Publicacao/Comunicacao
Intimação - DESPACHO
DESPACHO
APELANTE: BANCO DO BRASIL S/A
APELADO: LUCIA MARIA ALVES FREIRE JUÍZO DE ORIGEM: 2ª Vara de Execução de Títulos Extrajudiciais da Capital - Seção B JUIZ(A) SENTENCIANTE: FREDERICO DE MORAIS TOMPSON RELATOR: Des. NEVES BAPTISTA DESPACHO
Intimação (Outros) - PODER JUDICIÁRIO TRIBUNAL DE JUSTIÇA DE PERNAMBUCO Gabinete do Des. Neves Baptista 5ª CÂMARA CÍVEL APELAÇÃO N°: 0033740-48.2019.8.17.2001
Trata-se de apelação interposta pelo BANCO DO BRASIL S.A. em face da sentença do Juízo da 2ª Vara de Execução de Títulos Extrajudiciais da Capital - Seção B que, nos embargos à execução de nº 0033740-48.2019.8.17.2001, extinguiu processo sem resolução do mérito, nos termos dos artigos 485, VI, e 493 do CPC, em razão da perda superveniente do interesse de agir, ao constatar a inexistência de documento hábil que comprovasse a liquidez e exigibilidade da dívida, condenando, ao final, o banco, ora apelante, ao pagamento das custas processuais e honorários advocatícios, fixados em 10% do valor da causa: “Pelo exposto, extingo processo sem resolução do mérito, o que faço amparado nos artigos 485, VI, e 493, ambos do Código de Processo Civil, por falta superveniente de interesse de agir. Em homenagem ao princípio da sucumbência e da causalidade, condeno o banco embargado ao pagamento das custas processuais e dos honorários advocatícios, estes fixados em 10% (dez por cento) sobre o valor atribuído à causa.” Nas razões recursais aduz o apelante, em síntese, que: a) a decisão desconsiderou o princípio da causalidade, argumentando que a fixação dos honorários sucumbenciais em 10% é irrisória diante da complexidade do caso e do grau de zelo dos advogados; b) o entendimento do STJ, em sede de julgamento repetitivo, define que, para ações com valor elevado, não é possível a fixação de honorários por apreciação equitativa, sendo obrigatória a observância dos percentuais legais, conforme disposto no art. 85, §2º, do CPC; e c) majoração correta dos honorários de sucumbência. Em análise aos pressupostos de admissibilidade recursal, esta Relatoria verificou possível ausência de dialeticidade recursal porquanto as razões recursais não se revelariam com força suficiente à reforma do decisum recorrido, por não ter impugnado especificamente seus fundamentos. O Código de Processo Civil estabelece no art. 932, III[1], que incumbe ao relator não conhecer de recurso que não tenha impugnado especificamente os fundamentos da decisão recorrida.

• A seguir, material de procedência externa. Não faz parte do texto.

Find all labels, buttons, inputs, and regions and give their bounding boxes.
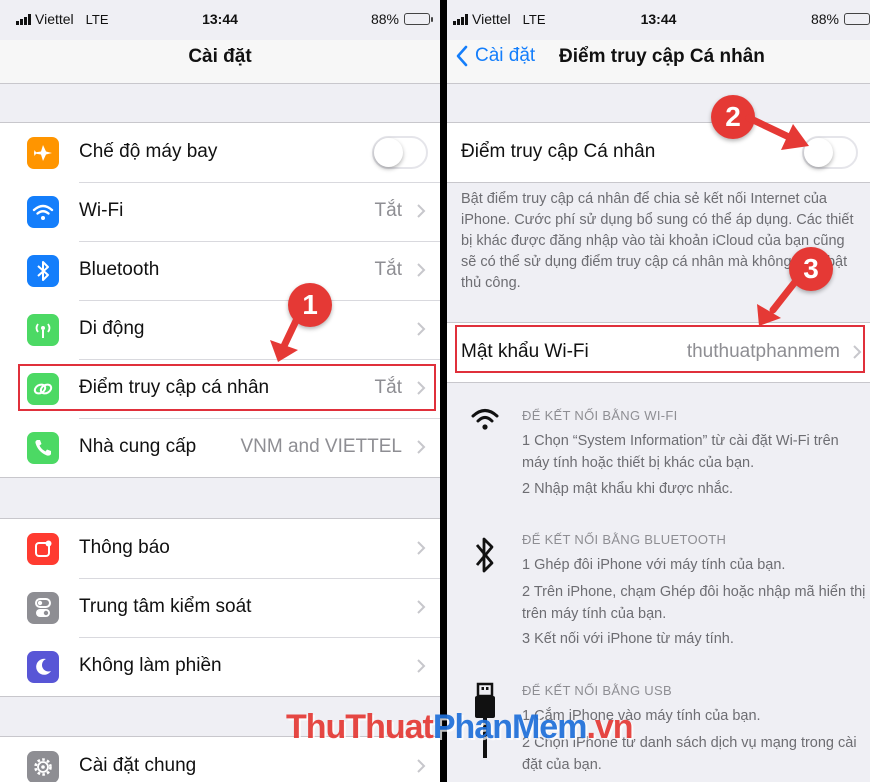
bluetooth-connect-icon [465, 535, 505, 575]
wifi-icon [27, 196, 59, 228]
battery-percent: 88% [370, 11, 399, 27]
settings-row-label: Cài đặt chung [79, 755, 197, 776]
settings-row-value: Tắt [374, 259, 402, 280]
watermark-logo: ThuThuatPhanMem.vn [286, 708, 634, 747]
battery-icon [404, 13, 433, 25]
chevron-right-icon [417, 440, 426, 454]
page-title: Điểm truy cập Cá nhân [559, 46, 765, 67]
watermark-part-2: PhanMem [432, 708, 588, 746]
chevron-right-icon [417, 759, 426, 773]
airplane-mode-toggle[interactable] [372, 136, 428, 169]
settings-row-value: Tắt [374, 200, 402, 221]
airplane-icon [27, 137, 59, 169]
moon-icon [27, 651, 59, 683]
arrow-3-icon [757, 278, 799, 326]
hotspot-highlight-box [18, 364, 436, 411]
hotspot-screen: Viettel LTE 13:44 88% Cài đặt Điểm truy … [447, 0, 870, 782]
notifications-icon [27, 533, 59, 565]
settings-group-notifications: Thông báo Trung tâm kiểm soát Không làm ph… [0, 518, 440, 697]
settings-row-label: Nhà cung cấp [79, 436, 197, 457]
back-button-label: Cài đặt [475, 45, 536, 66]
arrow-2-icon [745, 114, 809, 150]
battery-indicator: 88% [370, 11, 433, 27]
back-button[interactable]: Cài đặt [455, 45, 535, 67]
control-center-icon [27, 592, 59, 624]
gear-icon [27, 751, 59, 782]
nav-bar-right: Cài đặt Điểm truy cập Cá nhân [447, 40, 870, 84]
chevron-right-icon [417, 263, 426, 277]
settings-screen: Viettel LTE 13:44 88% Cài đặt Chế độ máy… [0, 0, 440, 782]
page-title: Cài đặt [188, 46, 252, 67]
screen-divider [440, 0, 447, 782]
settings-row-airplane[interactable]: Chế độ máy bay [0, 123, 440, 182]
usb-section-title: ĐỂ KẾT NỐI BẰNG USB [522, 683, 672, 698]
wifi-section-title: ĐỂ KẾT NỐI BẰNG WI-FI [522, 408, 678, 423]
battery-indicator-right: 88% [811, 11, 870, 27]
watermark-part-1: ThuThuat [286, 708, 434, 746]
chevron-right-icon [417, 541, 426, 555]
battery-icon [844, 13, 870, 25]
settings-row-label: Không làm phiền [79, 655, 222, 676]
settings-row-label: Bluetooth [79, 259, 160, 280]
bluetooth-section-title: ĐỂ KẾT NỐI BẰNG BLUETOOTH [522, 532, 727, 547]
hotspot-toggle-label: Điểm truy cập Cá nhân [461, 141, 656, 162]
chevron-right-icon [417, 322, 426, 336]
settings-row-phone[interactable]: Nhà cung cấp VNM and VIETTEL [0, 418, 440, 477]
status-bar: Viettel LTE 13:44 88% [0, 0, 440, 40]
chevron-right-icon [417, 659, 426, 673]
settings-row-label: Trung tâm kiểm soát [79, 596, 252, 617]
settings-group-connectivity: Chế độ máy bay Wi-Fi Tắt Bluetooth Tắt Di độn… [0, 122, 440, 478]
wifi-step-1: 1 Chọn “System Information” từ cài đặt W… [522, 433, 839, 471]
watermark-part-3: .vn [586, 708, 633, 746]
settings-row-bluetooth[interactable]: Bluetooth Tắt [0, 241, 440, 300]
settings-row-label: Chế độ máy bay [79, 141, 218, 162]
chevron-right-icon [417, 600, 426, 614]
status-bar-right: Viettel LTE 13:44 88% [447, 0, 870, 40]
chevron-right-icon [417, 204, 426, 218]
bluetooth-step-3: 3 Kết nối với iPhone từ máy tính. [522, 631, 734, 647]
password-highlight-box [455, 325, 865, 373]
bluetooth-step-2: 2 Trên iPhone, chạm Ghép đôi hoặc nhập m… [522, 584, 866, 622]
settings-row-value: VNM and VIETTEL [240, 436, 402, 457]
settings-row-label: Di động [79, 318, 145, 339]
settings-row-moon[interactable]: Không làm phiền [0, 637, 440, 696]
settings-row-label: Wi-Fi [79, 200, 124, 221]
arrow-1-icon [270, 300, 308, 362]
settings-row-control-center[interactable]: Trung tâm kiểm soát [0, 578, 440, 637]
chevron-left-icon [456, 45, 468, 67]
bluetooth-icon [27, 255, 59, 287]
settings-row-notifications[interactable]: Thông báo [0, 519, 440, 578]
phone-icon [27, 432, 59, 464]
clock: 13:44 [640, 11, 677, 27]
wifi-step-2: 2 Nhập mật khẩu khi được nhắc. [522, 481, 734, 497]
wifi-connect-icon [465, 406, 505, 432]
battery-percent: 88% [810, 11, 839, 27]
bluetooth-step-1: 1 Ghép đôi iPhone với máy tính của bạn. [522, 557, 786, 573]
settings-row-wifi[interactable]: Wi-Fi Tắt [0, 182, 440, 241]
cellular-icon [27, 314, 59, 346]
nav-bar: Cài đặt [0, 40, 440, 84]
settings-row-label: Thông báo [79, 537, 170, 558]
settings-row-cellular[interactable]: Di động [0, 300, 440, 359]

Diante do exposto, com fundamento nos Arts. 9º e 10, do CPC[2], intime-se a parte apelante/BANCO DO BRASIL S/A para que, no prazo de 05 (cinco) dias, manifeste-se sobre a possibilidade de o recurso não ser conhecido, por violação aos princípios da dialeticidade recursal. Ressalto, desde já, que é vedada a inovação ou a complementação das razões recursais. Escoado o prazo, voltem-me os autos conclusos para julgamento. Recife/PE, data da assinatura digital. Des. NEVES BAPTISTA Relator 07 [1] Art. 932. Incumbe ao relator: (...); III - não conhecer de recurso inadmissível, prejudicado ou que não tenha impugnado especificamente os fundamentos da decisão recorrida; (...). [2] Art. 9º Não se proferirá decisão contra uma das partes sem que ela seja previamente ouvida. Parágrafo único. O disposto no caput não se aplica: I - à tutela provisória de urgência; II - às hipóteses de tutela da evidência previstas no art. 311, incisos II e III; III - à decisão prevista no art. 701. Art. 10. O juiz não pode decidir, em grau algum de jurisdição, com base em fundamento a respeito do qual não se tenha dado às partes oportunidade de se manifestar, ainda que se trate de matéria sobre a qual deva decidir de ofício.